A film score can make a movie. After one evening at the Bridgewater Hall in Manchester I was reminded of just how crucial music is to film. Music often drifts by without our recognition and with just a little bit more attention to detail we can learn to appreciate the thought and conviction that goes into composing film music. Sometimes the best film music is subtle. It doesn’t take over the film, or draw attention away from the story, but simply compliments and enhances it. This July I was fortunate enough to spend an evening in this sensational venue with the City of Birmingham Symphony Orchestra playing a variety of different arrangements, celebrating some of cinema’s most ambitious and under-appreciated film music. Hosted by film critic and fanatic Mark Kermode the evening involved listening to, discussing and exploring some of his personal favourite pieces of film music. In the second half of the evening, actor Paddy Considine and composer David Arnold were welcomed onto the stage to discuss their own work and express their own thoughts on what makes great cinematic composition. The evening was a diverse and interesting display of just how important music is to cinema and how sight and sound really do go hand in hand.

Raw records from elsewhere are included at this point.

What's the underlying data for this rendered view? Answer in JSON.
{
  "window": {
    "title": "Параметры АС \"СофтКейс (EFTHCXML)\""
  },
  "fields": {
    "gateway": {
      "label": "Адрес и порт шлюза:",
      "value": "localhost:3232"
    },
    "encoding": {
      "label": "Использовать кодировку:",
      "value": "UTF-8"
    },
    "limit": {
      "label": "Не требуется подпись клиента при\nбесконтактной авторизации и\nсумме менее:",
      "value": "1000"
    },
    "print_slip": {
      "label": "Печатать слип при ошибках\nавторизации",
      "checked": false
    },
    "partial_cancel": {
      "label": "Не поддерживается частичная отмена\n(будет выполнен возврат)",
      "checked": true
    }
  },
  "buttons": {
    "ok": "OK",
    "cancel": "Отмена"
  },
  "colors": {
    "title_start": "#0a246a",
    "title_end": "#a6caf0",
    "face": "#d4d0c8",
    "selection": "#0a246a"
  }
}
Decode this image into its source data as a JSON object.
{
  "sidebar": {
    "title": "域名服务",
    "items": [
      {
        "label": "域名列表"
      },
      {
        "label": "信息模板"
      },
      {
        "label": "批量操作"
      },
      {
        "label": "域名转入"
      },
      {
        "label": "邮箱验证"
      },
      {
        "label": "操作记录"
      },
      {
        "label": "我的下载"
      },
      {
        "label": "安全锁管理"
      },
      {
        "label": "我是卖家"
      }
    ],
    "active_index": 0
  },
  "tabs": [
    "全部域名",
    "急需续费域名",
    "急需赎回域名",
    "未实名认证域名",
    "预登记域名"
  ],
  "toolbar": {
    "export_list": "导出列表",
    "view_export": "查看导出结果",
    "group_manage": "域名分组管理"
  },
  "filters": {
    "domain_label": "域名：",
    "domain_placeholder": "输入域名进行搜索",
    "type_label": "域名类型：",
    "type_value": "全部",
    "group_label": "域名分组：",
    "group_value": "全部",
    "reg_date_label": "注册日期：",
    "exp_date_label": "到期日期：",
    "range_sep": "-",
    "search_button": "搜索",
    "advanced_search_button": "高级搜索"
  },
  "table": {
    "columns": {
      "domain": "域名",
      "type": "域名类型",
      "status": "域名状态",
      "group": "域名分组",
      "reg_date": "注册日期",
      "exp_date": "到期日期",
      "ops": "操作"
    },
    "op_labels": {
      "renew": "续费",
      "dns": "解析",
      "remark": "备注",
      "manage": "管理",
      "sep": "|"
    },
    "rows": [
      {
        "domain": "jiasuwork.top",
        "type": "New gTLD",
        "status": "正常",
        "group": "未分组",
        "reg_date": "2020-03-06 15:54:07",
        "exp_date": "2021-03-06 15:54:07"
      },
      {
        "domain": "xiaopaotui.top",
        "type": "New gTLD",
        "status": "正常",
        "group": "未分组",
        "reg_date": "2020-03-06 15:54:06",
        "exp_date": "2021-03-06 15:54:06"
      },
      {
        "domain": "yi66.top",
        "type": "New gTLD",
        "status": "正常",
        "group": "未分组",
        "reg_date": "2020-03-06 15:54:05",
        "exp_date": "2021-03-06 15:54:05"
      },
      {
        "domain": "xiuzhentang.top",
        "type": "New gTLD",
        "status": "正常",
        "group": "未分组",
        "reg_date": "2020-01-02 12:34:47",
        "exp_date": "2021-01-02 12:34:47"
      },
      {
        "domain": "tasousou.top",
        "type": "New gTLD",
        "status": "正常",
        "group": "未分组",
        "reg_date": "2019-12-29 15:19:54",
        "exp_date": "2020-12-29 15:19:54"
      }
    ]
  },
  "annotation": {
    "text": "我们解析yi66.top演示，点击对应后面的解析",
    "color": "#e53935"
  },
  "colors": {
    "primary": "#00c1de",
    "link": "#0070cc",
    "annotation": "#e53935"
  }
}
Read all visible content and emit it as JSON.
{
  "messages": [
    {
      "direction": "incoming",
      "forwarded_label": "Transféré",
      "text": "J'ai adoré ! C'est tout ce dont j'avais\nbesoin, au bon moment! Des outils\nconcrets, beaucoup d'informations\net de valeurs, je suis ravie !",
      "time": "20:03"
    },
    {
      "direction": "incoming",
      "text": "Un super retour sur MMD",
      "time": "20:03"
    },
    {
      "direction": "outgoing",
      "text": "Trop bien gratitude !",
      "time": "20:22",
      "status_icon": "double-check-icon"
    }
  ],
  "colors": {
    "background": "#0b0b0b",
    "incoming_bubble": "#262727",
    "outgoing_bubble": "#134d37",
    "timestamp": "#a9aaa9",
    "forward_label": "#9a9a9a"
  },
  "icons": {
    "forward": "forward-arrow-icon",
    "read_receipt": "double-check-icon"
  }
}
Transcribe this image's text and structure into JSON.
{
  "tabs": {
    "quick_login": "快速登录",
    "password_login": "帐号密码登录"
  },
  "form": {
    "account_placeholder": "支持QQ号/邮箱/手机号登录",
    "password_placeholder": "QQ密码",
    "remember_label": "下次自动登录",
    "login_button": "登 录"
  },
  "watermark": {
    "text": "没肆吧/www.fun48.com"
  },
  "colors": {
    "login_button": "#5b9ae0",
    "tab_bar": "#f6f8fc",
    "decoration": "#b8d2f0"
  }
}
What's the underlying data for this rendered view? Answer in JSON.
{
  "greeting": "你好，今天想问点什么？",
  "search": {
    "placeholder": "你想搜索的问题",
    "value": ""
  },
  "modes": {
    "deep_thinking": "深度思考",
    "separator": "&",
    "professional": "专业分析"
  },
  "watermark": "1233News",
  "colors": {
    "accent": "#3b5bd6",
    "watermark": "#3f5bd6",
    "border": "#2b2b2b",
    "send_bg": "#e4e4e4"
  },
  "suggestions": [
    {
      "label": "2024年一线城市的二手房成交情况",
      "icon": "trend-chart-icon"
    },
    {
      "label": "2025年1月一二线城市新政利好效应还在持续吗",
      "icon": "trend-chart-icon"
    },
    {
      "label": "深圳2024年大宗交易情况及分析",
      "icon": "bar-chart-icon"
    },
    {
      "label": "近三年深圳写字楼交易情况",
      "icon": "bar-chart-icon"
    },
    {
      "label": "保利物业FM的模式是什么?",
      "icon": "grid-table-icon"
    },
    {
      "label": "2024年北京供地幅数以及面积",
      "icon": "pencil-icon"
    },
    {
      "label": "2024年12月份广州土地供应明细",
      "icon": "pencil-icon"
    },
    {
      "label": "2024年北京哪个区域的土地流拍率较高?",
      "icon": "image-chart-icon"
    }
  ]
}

The venue itself was impressive. With the Bridgewater Hall’s superb acoustics, the City of Birmingham Symphony Orchestra’s talent was exemplified. Kermode himself was a delightful host; passionate, opinionated and charming. Bringing his own love and knowledge of cinema to the event, Kermode made the event energetic and fluent. His great rapport with conductor and composer Robert Ziegler came across to the audience and their on-stage discussions and conversations created a relaxed and warm atmosphere. Both host and conductor collaborated well to create strong introductions to the pieces that were to be played. The actual programme was unexpected and fascinating. My personal favourites included the opening theme/medley from Mary Poppins, Ziegler’s own arrangement of ‘Tubular Bells’, made famous by Friedkin’s The Exorcist, and ‘Proven Lands’, composed by Radiohead’s Jonny Greenwood and used in Paul Thomas Anderson’s There Will Be Blood. Considine was interviewed about his acting career and discussed, in depth, his directorial debut Tyrannosaur. It was David Arnold’s interview that was particularly fascinating and concluded the event wonderfully. Arnold was charismatic and passionate and gave a strong insight into the world of cinematic composing. By the end of the evening, as a satisfied audience member, I exited the venue with a new appreciation for, understanding of and interest in film music.
Thanks for reading and let’s all keep supporting our beloved film industry.